Dr. Carrie Fitzgerald is the director of the Montgomery College Planetarium and Observatory and a professor of astronomy and physics. She is proud to be a NASA Solar System Ambassador, providing astronomy education and public outreach for community groups, public schools, and nonprofits. Her research background is in experimental nuclear astrophysics and gamma-ray detection techniques. When she's not teaching, she serves as a volunteer docent at Washington National Cathedral, where she has developed a specialty tour on the significance of astronomical artwork in the Cathedral. Her personal and professional mission is to spread awe by sharing the wonders of the night sky with the public. More information about Carrie may be found here: https://carriefitz.blogspot.com/
Science in Stained Glass: Exploring the Space Window of Washington National Cathedral
The Space Window of Washington National Cathedral is a unique example of astronomy and science in a Christian church. Created by artist Rodney Winfield and installed in 1974, this window is dedicated to those who work in the fields of science and technology and was inspired by NASA photographs of the Apollo 11 mission. The upper portion of the window contains a sliver of basalt from the Moon collected by the astronauts during that 1969 lunar landing. It is the only Moon rock that is not in a government institution.
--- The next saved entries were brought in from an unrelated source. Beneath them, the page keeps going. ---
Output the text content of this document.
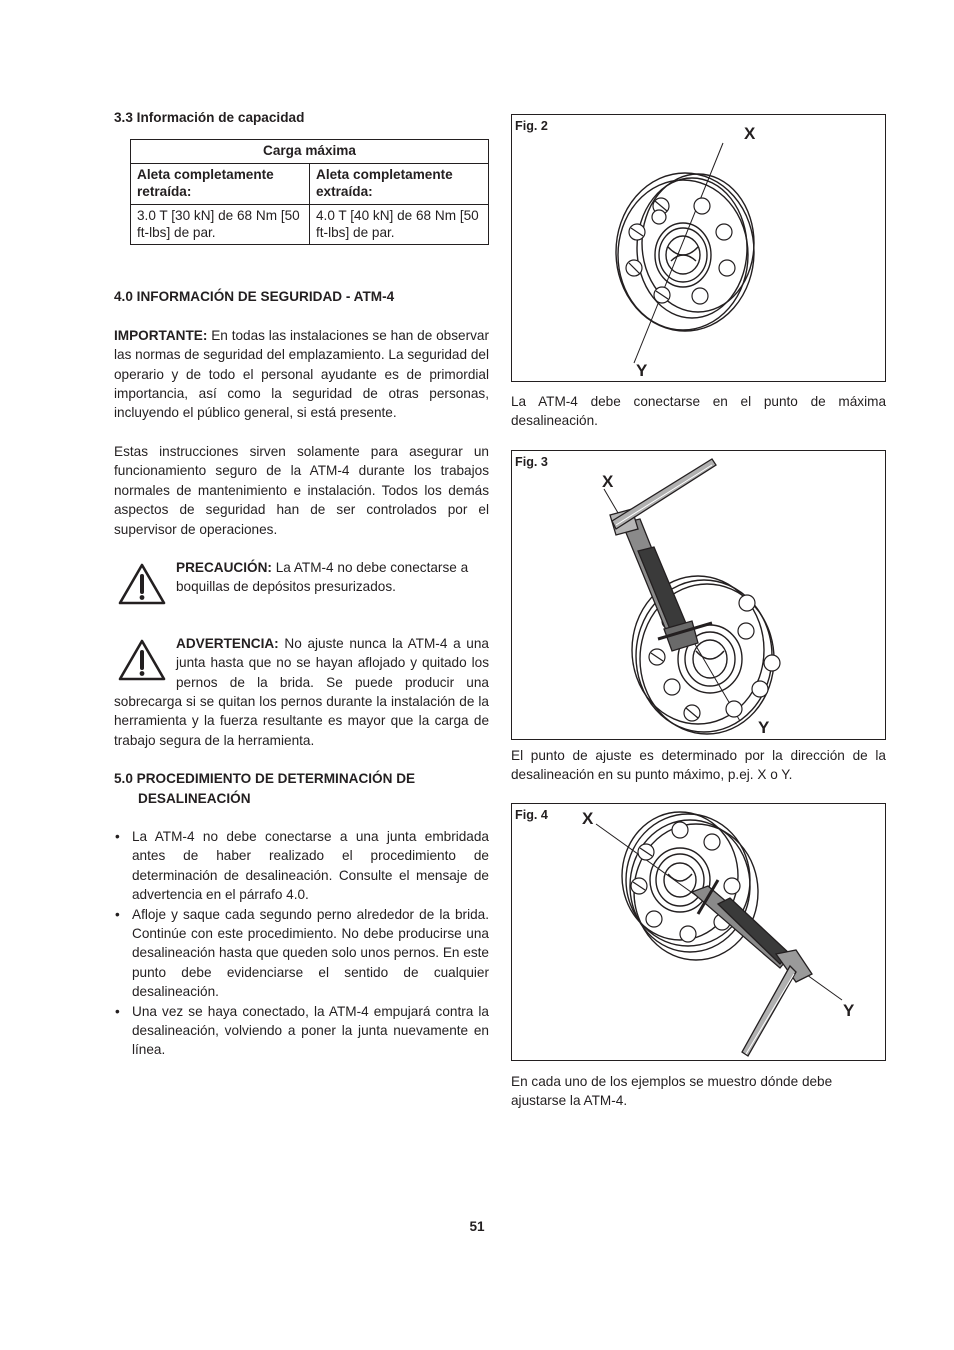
3.3 Información de capacidad

Carga máxima	
Aleta completamente retraída:	Aleta completamente extraída:
3.0 T [30 kN] de 68 Nm [50 ft-lbs] de par.	4.0 T [40 kN] de 68 Nm [50 ft-lbs] de par.

4.0 INFORMACIÓN DE SEGURIDAD - ATM-4

IMPORTANTE: En todas las instalaciones se han de observar las normas de seguridad del emplazamiento. La seguridad del operario y de todo el personal ayudante es de primordial importancia, así como la seguridad de otras personas, incluyendo el público general, si está presente.

Estas instrucciones sirven solamente para asegurar un funcionamiento seguro de la ATM-4 durante los trabajos normales de mantenimiento e instalación. Todos los demás aspectos de seguridad han de ser controlados por el supervisor de operaciones.

PRECAUCIÓN: La ATM-4 no debe conectarse a boquillas de depósitos presurizados.

ADVERTENCIA: No ajuste nunca la ATM-4 a una junta hasta que no se hayan aflojado y quitado los pernos de la brida. Se puede producir una sobrecarga si se quitan los pernos durante la instalación de la herramienta y la fuerza resultante es mayor que la carga de trabajo segura de la herramienta.

5.0 PROCEDIMIENTO DE DETERMINACIÓN DE

DESALINEACIÓN

• La ATM-4 no debe conectarse a una junta embridada antes de haber realizado el procedimiento de determinación de desalineación. Consulte el mensaje de advertencia en el párrafo 4.0.
• Afloje y saque cada segundo perno alrededor de la brida. Continúe con este procedimiento. No debe producirse una desalineación hasta que queden solo unos pernos. En este punto debe evidenciarse el sentido de cualquier desalineación.
• Una vez se haya conectado, la ATM-4 empujará contra la desalineación, volviendo a poner la junta nuevamente en línea.
X
Y
Fig. 2

La ATM-4 debe conectarse en el punto de máxima desalineación.

X
Y
Fig. 3

El punto de ajuste es determinado por la dirección de la desalineación en su punto máximo, p.ej. X o Y.

X
Y
Fig. 4

En cada uno de los ejemplos se muestro dónde debe ajustarse la ATM-4.

51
This presentation will describe the motivation and history of the Cathedral's Space Window and how it follows a long tradition of astronomical representations in religious art. A study of primary sources and Cathedral archives reveals the vibrant story of how exploration of space was chosen as a source of spiritual inspiration. Through interviews with clergy, Cathedral docents, churchgoers, and tourists, we will also explore how this window has inspired religious engagement as well as a version of the "overview effect", the cognitive shift reported by some astronauts while viewing the Earth from space which provides feelings of awe, transcendence, and universal connectedness.
The Cathedral Church of Saint Peter and Saint Paul, also known as Washington National Cathedral, is an Episcopal cathedral located in Washington, DC. Despite being constructed between 1907 and 1990, the architecture style is modeled after fourteenth century English Gothic. The church is considered unique for its interweaving of Christian iconography and national history. Along with figures of Christ, angels, and saints, there are depictions of American presidents as well as consequential figures such as Martin Luther King Jr., Elie Wiesel, Rosa Parks, and Eleanor Roosevelt. Additionally, there are numerous scientific symbols throughout the Cathedral, including atoms, molecules, galaxies, comets, and Einstein's famous E=mc2 equation.
Renata Gambino, a distinguished professor of German Studies at the University of Catania, directs the NewHums - Interdisciplinary Research Center in Neurocognitive and Human Studies. She has collaborated internationally on pedagogical innovation in higher education and the study of the reading process. Her research lies at the intersection of literature and neurocognitive sciences, with a focus on 18th-century studies, literary anthropology, and visual culture. She has published extensively in journals such as Weimarer Beiträge and Frontiers in Integrative Neuroscience.
The Condicio Extraterrestrialis in Eighteenth-Century German Proto-Science Fiction Literature
Since the publication of Copernicus’ De revolutionibus orbium coelestium (1543), Galilei’s Dialogue (1632), and Newton’s Principia Mathematica (1687), a new understanding of the solar system’s cosmography became widespread, sparking various speculations about the planetary order within a multidimensional hierarchy of systems. This had a profound influence on the culture of the following century, during which literature served both as a reflection of the epistemological changes that had occurred and as an imaginative space for exploring new ways of understanding the cosmos.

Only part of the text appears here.